Motion Capture means estimation of pose and shape of an entity. Pose means the skeletal position (position of major joints in 3D space), and shape can be visualized as a mesh of vertices on the subject's body. At FRPG, our core interest in this context is to study and develop vision-based methods for animal and human MoCap in outdoor, unknown and unstructured environments. These include, for example, wild animals in their natural habitat.
Animal MoCap: Animal MoCap can help us understand (and quantitatively estimate) their behavior. Behaviors include primitive ones such as walking, running, foraging and complex ones such as interaction among peers and with the environment. By studying how their behavior varies over days, seasons and environmental conditions, it is likely that we can map behavioral changes in species to changes in the environment. Subsequently, this can allow policy makers and ecologists us to develop scientific evidence-based roadmaps for biodiversity preservation. To perform animal MoCap, we are developing multi-view methods that fuse information from aerial images of animals, obtained simultaneously from cameras mounted on multiple aerial vehicles that track and follow the animals.
Animal Behavior: While one of the downstream goals of animal MoCap is to estimate behaviors, such as walking, running, drinking, etc., automatically from the images, we are first studying the effect of UAV noise (sound) on the animal behavior. It is important to establish the distances/altitudes and aerial robot configurations that affect the natural behavior of the animals -- the very same behavior we wish to estimate using aerial robots. To this end, we perform extensive flight experiments around various species in their natural habitat and and manually log changes in their behavior.
Animal Datasets: In order to develop vision-based methods for animal MoCap, we take the deep learning approach. Animals need to be detected, classified and identified in camera images. To train networks for this, a large amount of annotated dataset of real animals is required. To this end, we perform data collection at various locations, including the Wilhelma zoo in Stuttgart, Hortobagy National Park in Hungary and Mpala conservancy in Kenya.
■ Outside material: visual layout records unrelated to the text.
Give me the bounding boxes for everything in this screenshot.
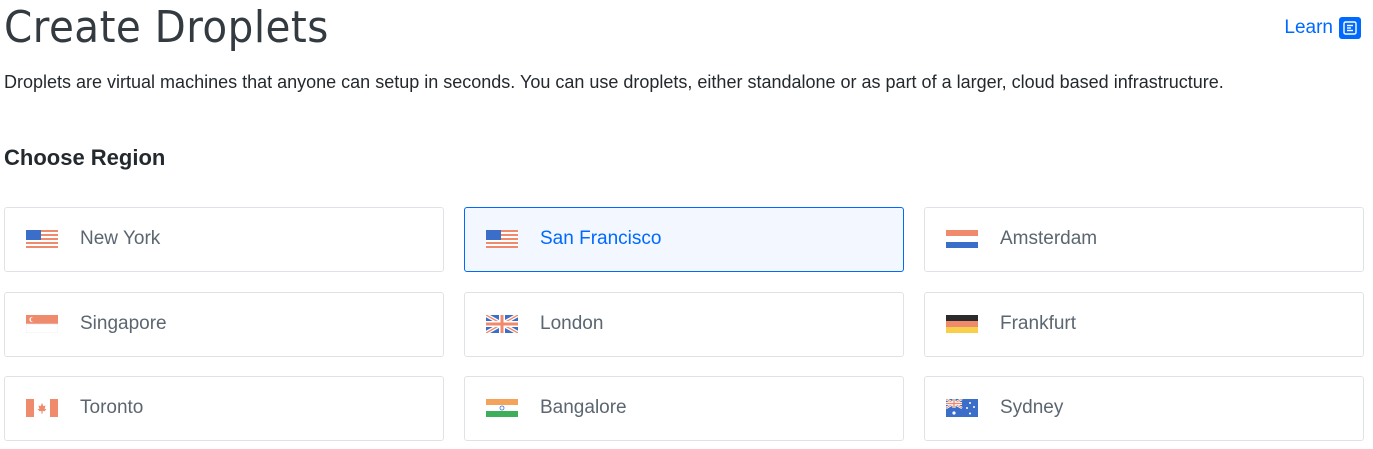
region-label: Singapore bbox=[80, 313, 167, 334]
canada-flag-icon bbox=[26, 399, 58, 417]
region-label: Amsterdam bbox=[1000, 228, 1098, 249]
learn-link[interactable]: Learn bbox=[1284, 17, 1361, 39]
region-card-amsterdam[interactable]: Amsterdam bbox=[924, 207, 1364, 272]
region-card-london[interactable]: London bbox=[464, 292, 904, 357]
region-label: San Francisco bbox=[540, 228, 662, 249]
region-card-frankfurt[interactable]: Frankfurt bbox=[924, 292, 1364, 357]
region-label: Sydney bbox=[1000, 397, 1064, 418]
region-card-singapore[interactable]: Singapore bbox=[4, 292, 444, 357]
singapore-flag-icon bbox=[26, 315, 58, 333]
uk-flag-icon bbox=[486, 315, 518, 333]
netherlands-flag-icon bbox=[946, 230, 978, 248]
region-label: London bbox=[540, 313, 604, 334]
region-grid: New York San Francisco Amsterdam Singapo… bbox=[4, 207, 1364, 441]
learn-label: Learn bbox=[1284, 17, 1333, 38]
us-flag-icon bbox=[486, 230, 518, 248]
document-icon bbox=[1339, 17, 1361, 39]
region-card-bangalore[interactable]: Bangalore bbox=[464, 376, 904, 441]
page-title: Create Droplets bbox=[4, 2, 329, 53]
region-card-sydney[interactable]: Sydney bbox=[924, 376, 1364, 441]
region-card-toronto[interactable]: Toronto bbox=[4, 376, 444, 441]
region-label: Frankfurt bbox=[1000, 313, 1077, 334]
create-droplets-page: Create Droplets Learn Droplets are virtu… bbox=[0, 0, 1373, 449]
region-label: Bangalore bbox=[540, 397, 627, 418]
region-card-new-york[interactable]: New York bbox=[4, 207, 444, 272]
region-label: Toronto bbox=[80, 397, 144, 418]
germany-flag-icon bbox=[946, 315, 978, 333]
us-flag-icon bbox=[26, 230, 58, 248]
region-label: New York bbox=[80, 228, 161, 249]
region-card-san-francisco[interactable]: San Francisco bbox=[464, 207, 904, 272]
page-description: Droplets are virtual machines that anyon… bbox=[4, 72, 1224, 92]
choose-region-title: Choose Region bbox=[4, 145, 166, 170]
australia-flag-icon bbox=[946, 399, 978, 417]
india-flag-icon bbox=[486, 399, 518, 417]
Human MoCap: We have developed various methods for human MoCap from aerial images acquired simultaneously from multiple aerial robots. The methods range from optimization based to end-to-end learning based. Typically we employ 2D joint detectors that provide measurements of joints on images. A body model, learned using large number of human body scans is used as a prior to predict the measurements, assuming arbitrary camera extrinsics. Thereafter, the body model parameters and the camera extrinsics are jointly optimized to explain the 2D measurements in the least squares sense. The end-to-end method learns to directly predict the body model parameters using as input only the images from an aerial robot and compact measurements communicated to it from its teammates. We also develop methods for real-time execution of these MoCap methods on the aerial robot's on-board computer.